AU NOM DU PEUPLE FRANÇAIS

COUR D’APPEL DE PARIS

Chambre 1-5DP

RÉPARATION DES DÉTENTIONS PROVISOIRES

DÉCISION DU 06 Janvier 2025

(n° , 6 pages)

N°de répertoire général : N° RG 24/03441 – N° Portalis 35L7-V-B7I-CI6I2

Décision contradictoire en premier ressort ;

Nous, Jean-Paul BESSON, Premier Président de chambre, à la cour d’appel, agissant par délégation du premier président, assisté de Michelle NOMO, Greffière Stagiaire, lors des débats et de la mise à disposition avons rendu la décision suivante :

Statuant sur la requête déposée le 08 Février 2024 par Monsieur [B] [Z]

né le [Date naissance 1] 2001 à [Localité 6], demeurant [Adresse 2] ;

Non comparant

Représenté par Maître Gérard MATTEI, avocat au barreau de Paris

Vu les pièces jointes à cette requête ;

Vu les conclusions de l’Agent Judiciaire de l’Etat, notifiées par lettre recommandée avec avis de réception ;

Vu les conclusions du procureur général notifiées par lettre recommandée avec avis de réception ;

Vu les lettres recommandées avec avis de réception par lesquelles a été notifiée aux parties la date de l’audience fixée au 21 Octobre 2024 ;

Entendu Maître Gérard MATTEI représentant Monsieur [B] [Z],

Entendu Maître Julien DESPEISSE, avocat au barreau de Paris, substituant Maître Colin MAURICE, avocat au barreau de Paris, représentant l’Agent Judiciaire de l’Etat,

Entendue Madame Chantal BERGER, Magistrate Honoraire,

Les débats ayant eu lieu en audience publique, le conseil du requérant ayant eu la parole en dernier ;

Vu les articles 149, 149-1, 149-2, 149-3, 149-4, 150 et R.26 à R40-7 du Code de Procédure Pénale ;

* * *

M. [B] [Z], né le [Date naissance 1] 2001, de nationalité algérienne, a été mis en examen des chefs de viol en réunion, séquestration avec libération volontaire avant le 7e jour, vol en réunion et de refus de remettre la convention secrète de déchiffrement d’un moyen de cryptologie le 13 mars 2020 par un juge d’instruction du tribunal judiciaire de Meaux.

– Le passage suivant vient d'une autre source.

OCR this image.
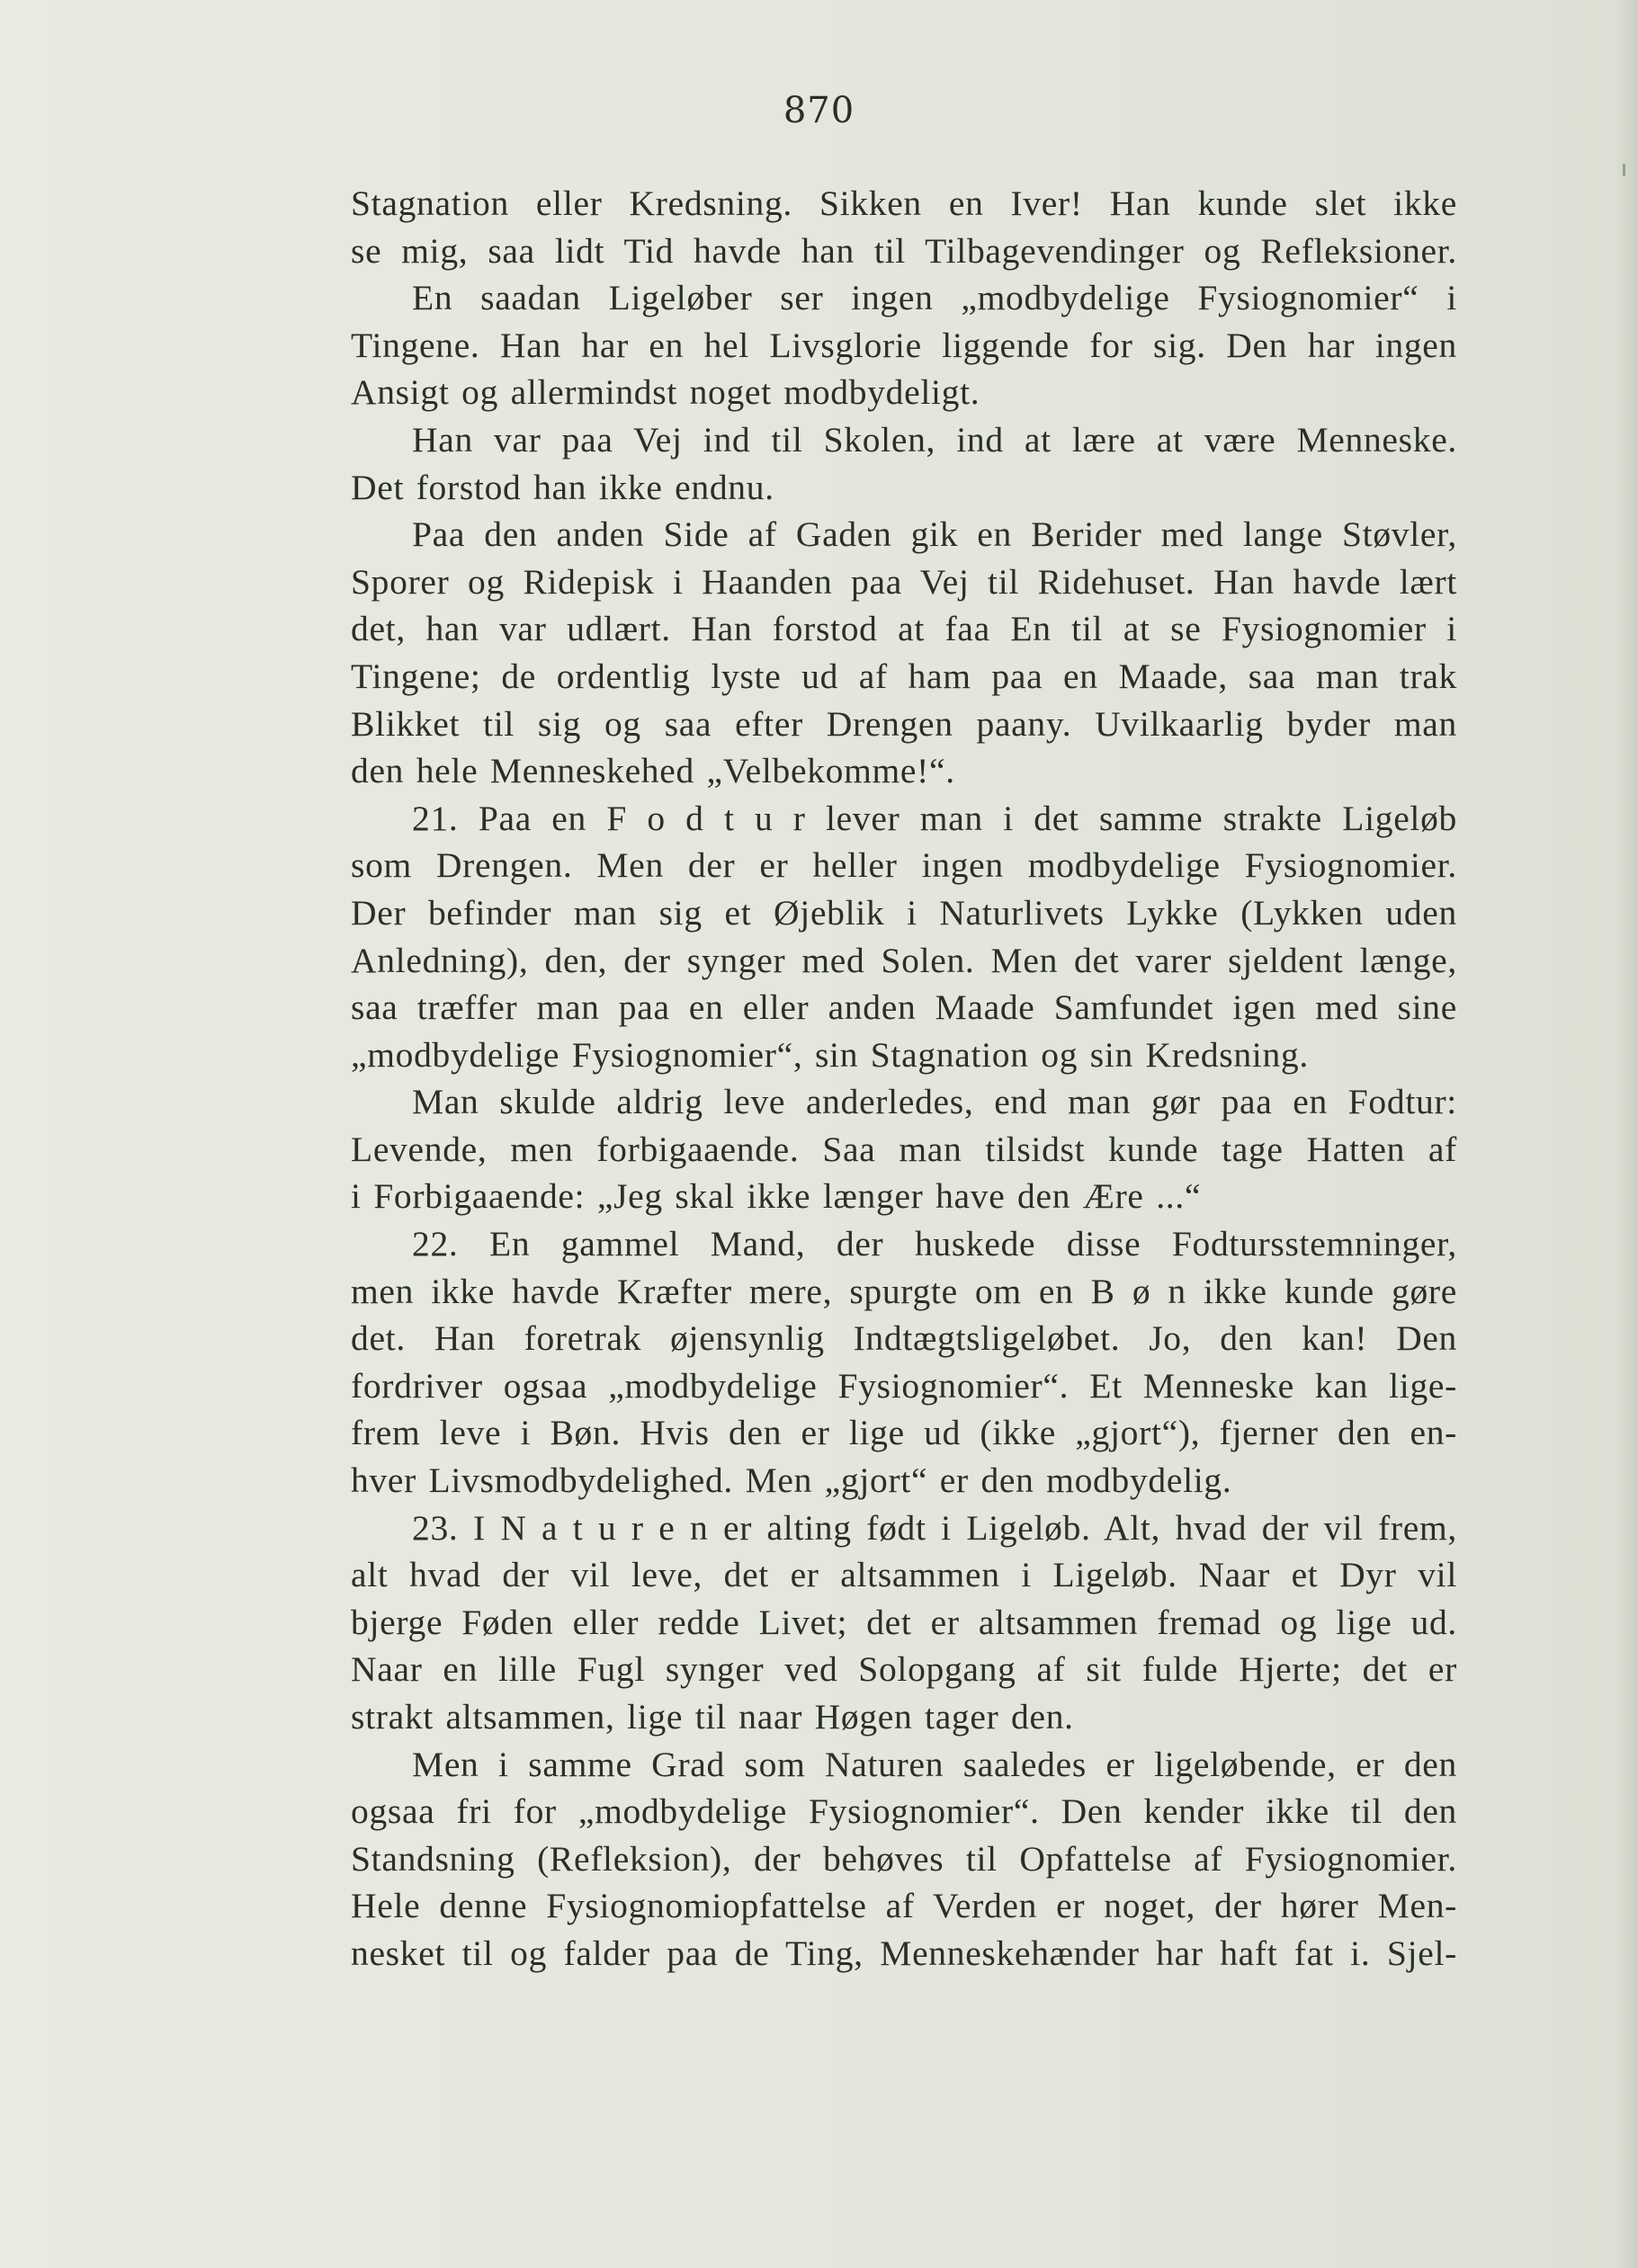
870
Stagnation eller Kredsning. Sikken en Iver! Han kunde slet ikke
se mig, saa lidt Tid havde han til Tilbagevendinger og Refleksioner.
En saadan Ligeløber ser ingen „modbydelige Fysiognomier“ i
Tingene. Han har en hel Livsglorie liggende for sig. Den har ingen
Ansigt og allermindst noget modbydeligt.
Han var paa Vej ind til Skolen, ind at lære at være Menneske.
Det forstod han ikke endnu.
Paa den anden Side af Gaden gik en Berider med lange Støvler,
Sporer og Ridepisk i Haanden paa Vej til Ridehuset. Han havde lært
det, han var udlært. Han forstod at faa En til at se Fysiognomier i
Tingene; de ordentlig lyste ud af ham paa en Maade, saa man trak
Blikket til sig og saa efter Drengen paany. Uvilkaarlig byder man
den hele Menneskehed „Velbekomme!“.
21. Paa en F o d t u r lever man i det samme strakte Ligeløb
som Drengen. Men der er heller ingen modbydelige Fysiognomier.
Der befinder man sig et Øjeblik i Naturlivets Lykke (Lykken uden
Anledning), den, der synger med Solen. Men det varer sjeldent længe,
saa træffer man paa en eller anden Maade Samfundet igen med sine
„modbydelige Fysiognomier“, sin Stagnation og sin Kredsning.
Man skulde aldrig leve anderledes, end man gør paa en Fodtur:
Levende, men forbigaaende. Saa man tilsidst kunde tage Hatten af
i Forbigaaende: „Jeg skal ikke længer have den Ære ...“
22. En gammel Mand, der huskede disse Fodtursstemninger,
men ikke havde Kræfter mere, spurgte om en B ø n ikke kunde gøre
det. Han foretrak øjensynlig Indtægtsligeløbet. Jo, den kan! Den
fordriver ogsaa „modbydelige Fysiognomier“. Et Menneske kan lige-
frem leve i Bøn. Hvis den er lige ud (ikke „gjort“), fjerner den en-
hver Livsmodbydelighed. Men „gjort“ er den modbydelig.
23. I N a t u r e n er alting født i Ligeløb. Alt, hvad der vil frem,
alt hvad der vil leve, det er altsammen i Ligeløb. Naar et Dyr vil
bjerge Føden eller redde Livet; det er altsammen fremad og lige ud.
Naar en lille Fugl synger ved Solopgang af sit fulde Hjerte; det er
strakt altsammen, lige til naar Høgen tager den.
Men i samme Grad som Naturen saaledes er ligeløbende, er den
ogsaa fri for „modbydelige Fysiognomier“. Den kender ikke til den
Standsning (Refleksion), der behøves til Opfattelse af Fysiognomier.
Hele denne Fysiognomiopfattelse af Verden er noget, der hører Men-
nesket til og falder paa de Ting, Menneskehænder har haft fat i. Sjel-
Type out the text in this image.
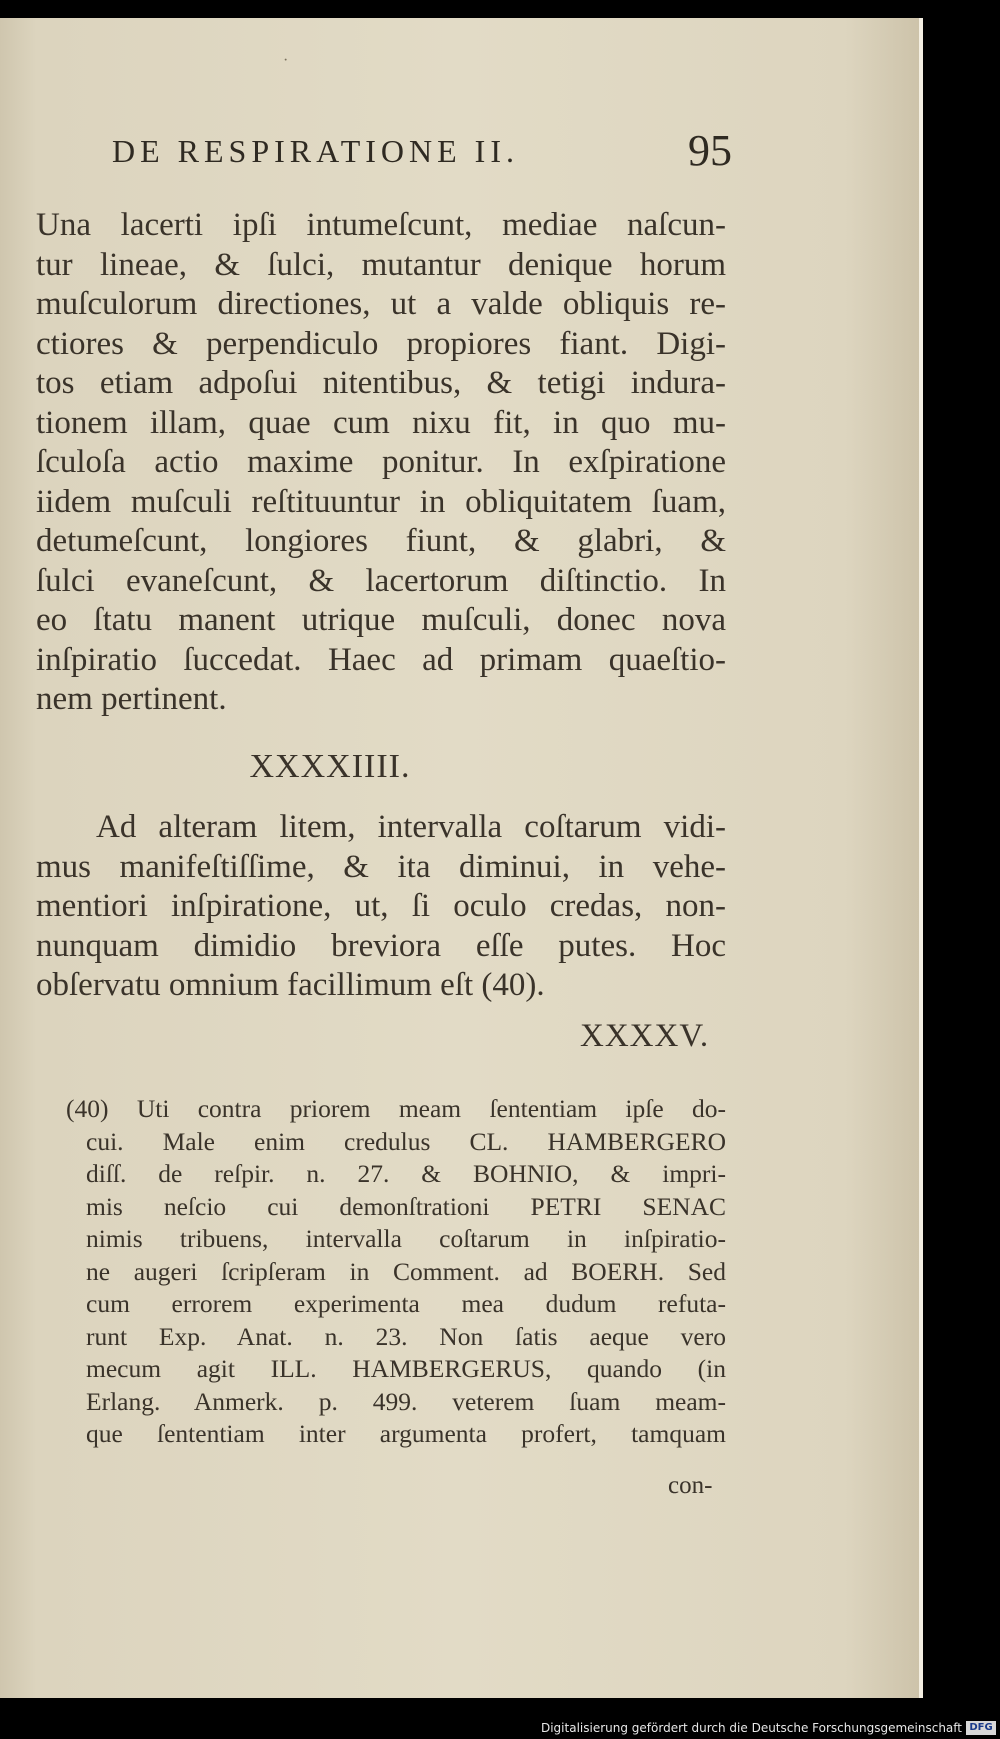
·
DE RESPIRATIONE II.	95
Una lacerti ipſi intumeſcunt, mediae naſcun-
tur lineae, & ſulci, mutantur denique horum
muſculorum directiones, ut a valde obliquis re-
ctiores & perpendiculo propiores fiant. Digi-
tos etiam adpoſui nitentibus, & tetigi indura-
tionem illam, quae cum nixu fit, in quo mu-
ſculoſa actio maxime ponitur. In exſpiratione
iidem muſculi reſtituuntur in obliquitatem ſuam,
detumeſcunt, longiores fiunt, & glabri, &
ſulci evaneſcunt, & lacertorum diſtinctio. In
eo ſtatu manent utrique muſculi, donec nova
inſpiratio ſuccedat. Haec ad primam quaeſtio-
nem pertinent.
XXXXIIII.
Ad alteram litem, intervalla coſtarum vidi-
mus manifeſtiſſime, & ita diminui, in vehe-
mentiori inſpiratione, ut, ſi oculo credas, non-
nunquam dimidio breviora eſſe putes. Hoc
obſervatu omnium facillimum eſt (40).
XXXXV.
(40) Uti contra priorem meam ſententiam ipſe do-
cui. Male enim credulus CL. HAMBERGERO
diſſ. de reſpir. n. 27. & BOHNIO, & impri-
mis neſcio cui demonſtrationi PETRI SENAC
nimis tribuens, intervalla coſtarum in inſpiratio-
ne augeri ſcripſeram in Comment. ad BOERH. Sed
cum errorem experimenta mea dudum refuta-
runt Exp. Anat. n. 23. Non ſatis aeque vero
mecum agit ILL. HAMBERGERUS, quando (in
Erlang. Anmerk. p. 499. veterem ſuam meam-
que ſententiam inter argumenta profert, tamquam
con-
Digitalisierung gefördert durch die Deutsche Forschungsgemeinschaft DFG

Par ordonnance du juge des libertés et de la détention de la même juridiction, il a été placé en détention provisoire à la maison d’arrêt de [Localité 7] le même jour.

Par ordonnance du 29 novembre 2021, le magistrat instructeur a remis en liberté M. [Z] et l’a placé sous contrôle judiciaire.

Par nouvelle ordonnance du 05 juillet 2022, le juge d’instruction a prononcé un non-lieu partiel, une requalification et une mise en accusation du requérant devant la cour d’assises des mineurs de Seine-et-Marne des chefs de viol en réunion et de violences en réunion.

Par arrêt du 24 octobre 2023, la cour d’assises de Seine-et-Marne a acquitté M. [Z] du chef de viol en réunion et l’a condamné du chef de violences en en réunion ayant entraîné une ITT n’excédant pas 8 jours à la peine d’un an d’emprisonnement. Cette décision est devenue définitive à son égard comme en atteste le certificat de non appel du 10 janvier 2024.

Le 08 février 2024, M. [Z] a adressé une requête au premier président de la cour d’appel de Paris en vue d’être indemnisé de sa détention provisoire en application de l’article 149 du code de procédure pénale et sollicite dans celle-ci, de :

– Déclarer recevable et bien fondée la demande d’indemnisation ;

– Allouer à M. [Z] en réparation du préjudice moral la somme de 75 600 euros ;

– Allouer à M. [Z] en réparation de son préjudice matériel au titre de la perte de chance de poursuivre sa scolarité la somme de 15 000 euros ;

– Allouer à Mme [Z] en réparation de son préjudice matériel au titre de ses frais de défense la somme de 2 460 euros ;

– Allouer à M. [Z] la somme de 2 500 euros en application des dispositions de l’article 700 du code de procédure civile.

Par conclusions responsives et récapitulatives déposées le 10 octobre 2024 et soutenues oralement lors de l’audience de plaidoiries du 04 novembre 2024, M. [Z] a maintenu ses demandes.

Dans ses dernières conclusions en défense, notifiées par RPVA et déposées le 17 octobre 2024, développées oralement, l’agent judiciaire de l’Etat demande au premier président de :

– Allouer à M. [Z] la somme de 5 500 euros en réparation de son préjudice matériel ;

– Allouer à M. [Z] la somme de 17 800 euros en réparation de son préjudice moral ;

– Rejeter le surplus des demandes ;

– Réduire à de plus justes proportions la demande formulée au titre du préjudice moral qui ne saurait excéder la somme de 25000 euros ;

– Statuer ce que de droit s’agissant de la demande qui ne saurait excéder la somme de 1 000 euros au titre de l’indemnité fondée sur l’article 700 du code de procédure civile.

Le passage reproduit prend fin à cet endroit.